Neu im Innenausschuss

Anträge zu Asylgesetz, Vereinsgesetz, Symbole-Gesetz und Staatsbürgerschaftsgesetz sowie zu Maßnahmen im Bereich Sicherheit

Wien (PK) – Eine Anpassung im Asylgesetz streben die NEOS an, damit Flüchtlings-PatInnen nicht mehr für die Kosten von Abschiebungen haften müssen. Um die Schaffung einer Möglichkeit, Vereine aufzulösen, deren Ziele oder Handlungen mit der verfassungsrechtlichen Grundordnung unvereinbar sind, geht es der ÖVP. Außerdem macht sie sich für ein Verbot der Symbole der Identitären stark. Die FPÖ schlägt die Ausarbeitung von Maßnahmen zur Bekämpfung des politischen Islams vor. Die Liste JETZT möchte ÖsterreicherInnen Mehrfach-Staatsbürgerschaften ermöglichen.

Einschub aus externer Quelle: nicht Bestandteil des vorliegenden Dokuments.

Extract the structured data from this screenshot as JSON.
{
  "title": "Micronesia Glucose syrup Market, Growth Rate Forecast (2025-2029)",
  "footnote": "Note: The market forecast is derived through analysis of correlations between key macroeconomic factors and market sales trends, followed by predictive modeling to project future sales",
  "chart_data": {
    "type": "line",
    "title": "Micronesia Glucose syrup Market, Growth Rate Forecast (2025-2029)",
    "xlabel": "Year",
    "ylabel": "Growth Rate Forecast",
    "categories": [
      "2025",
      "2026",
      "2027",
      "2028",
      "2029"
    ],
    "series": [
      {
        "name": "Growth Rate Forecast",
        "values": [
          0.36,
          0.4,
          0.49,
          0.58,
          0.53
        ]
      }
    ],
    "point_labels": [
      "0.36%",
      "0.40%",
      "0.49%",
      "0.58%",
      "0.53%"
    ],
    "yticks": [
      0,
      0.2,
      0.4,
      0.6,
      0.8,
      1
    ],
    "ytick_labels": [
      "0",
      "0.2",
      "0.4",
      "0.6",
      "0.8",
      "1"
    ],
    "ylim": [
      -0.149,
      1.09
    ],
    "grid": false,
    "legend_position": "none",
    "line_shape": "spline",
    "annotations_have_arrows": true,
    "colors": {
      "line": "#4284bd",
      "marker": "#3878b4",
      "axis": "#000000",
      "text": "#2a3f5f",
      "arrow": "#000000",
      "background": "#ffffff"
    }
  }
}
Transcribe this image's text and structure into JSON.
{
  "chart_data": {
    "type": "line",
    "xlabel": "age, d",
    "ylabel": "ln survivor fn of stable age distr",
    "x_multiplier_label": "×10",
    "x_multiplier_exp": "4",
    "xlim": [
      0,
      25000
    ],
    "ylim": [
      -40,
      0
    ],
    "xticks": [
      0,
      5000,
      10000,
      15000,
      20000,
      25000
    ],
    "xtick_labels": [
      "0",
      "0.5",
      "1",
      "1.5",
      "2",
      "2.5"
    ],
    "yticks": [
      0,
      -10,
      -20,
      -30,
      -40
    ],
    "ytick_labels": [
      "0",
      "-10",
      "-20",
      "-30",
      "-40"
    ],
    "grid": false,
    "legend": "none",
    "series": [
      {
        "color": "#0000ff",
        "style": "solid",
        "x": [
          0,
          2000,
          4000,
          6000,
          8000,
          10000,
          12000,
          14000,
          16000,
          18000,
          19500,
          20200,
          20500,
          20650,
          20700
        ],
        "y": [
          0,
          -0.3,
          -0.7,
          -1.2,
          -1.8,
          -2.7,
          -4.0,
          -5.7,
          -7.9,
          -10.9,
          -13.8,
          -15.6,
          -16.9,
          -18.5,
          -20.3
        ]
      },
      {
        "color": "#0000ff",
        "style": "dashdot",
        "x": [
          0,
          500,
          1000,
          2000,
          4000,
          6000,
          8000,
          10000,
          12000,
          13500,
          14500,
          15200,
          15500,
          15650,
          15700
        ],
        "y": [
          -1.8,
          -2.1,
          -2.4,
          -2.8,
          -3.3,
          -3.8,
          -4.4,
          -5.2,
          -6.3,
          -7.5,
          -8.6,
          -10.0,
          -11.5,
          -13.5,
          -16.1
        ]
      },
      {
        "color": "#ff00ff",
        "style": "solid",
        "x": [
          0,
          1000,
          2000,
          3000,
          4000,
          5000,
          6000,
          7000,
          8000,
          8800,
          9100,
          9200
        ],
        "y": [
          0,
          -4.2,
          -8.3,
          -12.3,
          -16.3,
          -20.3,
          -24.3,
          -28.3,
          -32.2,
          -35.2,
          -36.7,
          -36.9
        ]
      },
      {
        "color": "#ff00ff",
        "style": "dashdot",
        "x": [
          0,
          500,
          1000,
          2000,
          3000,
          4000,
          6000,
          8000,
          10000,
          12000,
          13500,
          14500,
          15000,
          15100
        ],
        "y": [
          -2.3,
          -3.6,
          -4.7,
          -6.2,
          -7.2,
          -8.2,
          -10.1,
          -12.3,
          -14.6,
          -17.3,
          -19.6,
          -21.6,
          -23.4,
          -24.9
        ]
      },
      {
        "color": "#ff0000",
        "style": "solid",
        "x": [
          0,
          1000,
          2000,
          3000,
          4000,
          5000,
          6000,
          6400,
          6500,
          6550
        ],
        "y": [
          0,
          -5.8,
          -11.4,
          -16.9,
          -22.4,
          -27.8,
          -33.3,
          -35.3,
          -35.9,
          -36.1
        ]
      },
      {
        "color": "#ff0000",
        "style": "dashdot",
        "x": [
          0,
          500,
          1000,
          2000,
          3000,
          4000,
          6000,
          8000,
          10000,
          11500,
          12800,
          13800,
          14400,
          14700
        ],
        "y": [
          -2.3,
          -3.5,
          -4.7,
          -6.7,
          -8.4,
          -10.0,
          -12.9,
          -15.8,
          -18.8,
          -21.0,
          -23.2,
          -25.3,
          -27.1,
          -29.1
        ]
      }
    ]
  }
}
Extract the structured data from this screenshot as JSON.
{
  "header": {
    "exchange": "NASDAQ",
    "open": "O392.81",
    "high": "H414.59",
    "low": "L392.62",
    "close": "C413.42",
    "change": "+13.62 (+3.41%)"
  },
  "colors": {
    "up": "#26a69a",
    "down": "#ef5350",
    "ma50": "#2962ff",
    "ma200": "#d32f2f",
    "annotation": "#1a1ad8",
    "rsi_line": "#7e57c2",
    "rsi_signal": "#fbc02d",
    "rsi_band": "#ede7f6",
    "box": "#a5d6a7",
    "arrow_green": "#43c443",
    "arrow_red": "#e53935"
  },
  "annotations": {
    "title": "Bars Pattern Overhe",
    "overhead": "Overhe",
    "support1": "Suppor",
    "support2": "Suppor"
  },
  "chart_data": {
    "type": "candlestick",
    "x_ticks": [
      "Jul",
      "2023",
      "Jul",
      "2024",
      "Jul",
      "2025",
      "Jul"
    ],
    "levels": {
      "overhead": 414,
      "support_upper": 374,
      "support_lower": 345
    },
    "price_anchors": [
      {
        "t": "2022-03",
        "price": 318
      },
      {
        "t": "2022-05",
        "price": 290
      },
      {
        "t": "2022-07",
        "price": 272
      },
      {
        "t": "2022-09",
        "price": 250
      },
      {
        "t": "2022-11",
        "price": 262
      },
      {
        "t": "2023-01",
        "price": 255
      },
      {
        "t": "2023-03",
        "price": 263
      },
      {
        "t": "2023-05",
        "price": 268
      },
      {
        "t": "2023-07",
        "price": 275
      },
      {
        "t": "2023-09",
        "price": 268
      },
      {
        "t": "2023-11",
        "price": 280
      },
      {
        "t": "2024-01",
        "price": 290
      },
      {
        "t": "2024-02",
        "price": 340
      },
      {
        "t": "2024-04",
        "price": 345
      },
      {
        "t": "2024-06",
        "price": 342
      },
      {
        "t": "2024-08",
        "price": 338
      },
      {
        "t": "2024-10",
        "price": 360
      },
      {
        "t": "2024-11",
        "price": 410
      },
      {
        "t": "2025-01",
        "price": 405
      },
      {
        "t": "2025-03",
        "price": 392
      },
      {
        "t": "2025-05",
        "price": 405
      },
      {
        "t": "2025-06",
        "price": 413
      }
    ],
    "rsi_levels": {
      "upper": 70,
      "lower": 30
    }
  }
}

NEOS: Haftung von PatInnen für Abschiebungs-Kosten abschaffen

Personen, die eine Patenschaftserklärung für in Familien aufgenommene Flüchtlinge abgegeben haben, sollten nicht für die Kosten von Abschiebungen haften müssen, meinen die NEOS und fordern daher eine entsprechende Änderung im Asylgesetz (999/A). Laut derzeitiger Gesetzeslage haften die PatInnen nicht nur für die Kosten die durch den Aufenthalt des Fremden entstehen, sondern auch für jene im Falle einer Abschiebung. Diese könnten sich laut Antrag auf mehrere tausend Euro belaufen. Antragstellerin Stephanie Krisper findet das unverhältnismäßig, da die Privatpersonen bereits bei der Unterstützung von Asylsuchenden sowohl finanziell als auch unter persönlichem Einsatz einspringen würden.

ÖVP will Identitäre auflösen und deren Symbole verbieten

Die ÖVP-Fraktion hat einen Antrag vorgebracht, um Vereine, deren Ziele oder Handlungen mit der verfassungsrechtlichen Grundordnung unvereinbar sind, künftig auflösen zu können (1017/A). Die Befürwortung von rassistischen Anschauungen sei nicht mit den fundamentalen Werten einer Demokratie vereinbar, ebenso wenig Ideologien des politischen Islams, meint Antragsteller Karl Mahrer. Es dürfe in der Öffentlichkeit nicht der Eindruck entstehen, dass der Staat derartige Ziele oder Handlungen durch Duldung einschlägiger Vereine legitimiert. Durch Anpassung des Symbole-Gesetzes soll das Symbol der Identitären Bewegung in Österreich - das griechische Lambda auf schwarzem Grund im gelben Kreis - verboten werden. Auf Basis der vorgeschlagenen Änderungen im Vereinsgesetz fordert die ÖVP den Innenminister in einem Entschließungsantrag (1018/A(E)) dazu auf, eine Prüfung des Verbots von Vereinen der Identitären Bewegung sowie Vereinen, die den politischen Islam verbreiten, in die Wege zu leiten.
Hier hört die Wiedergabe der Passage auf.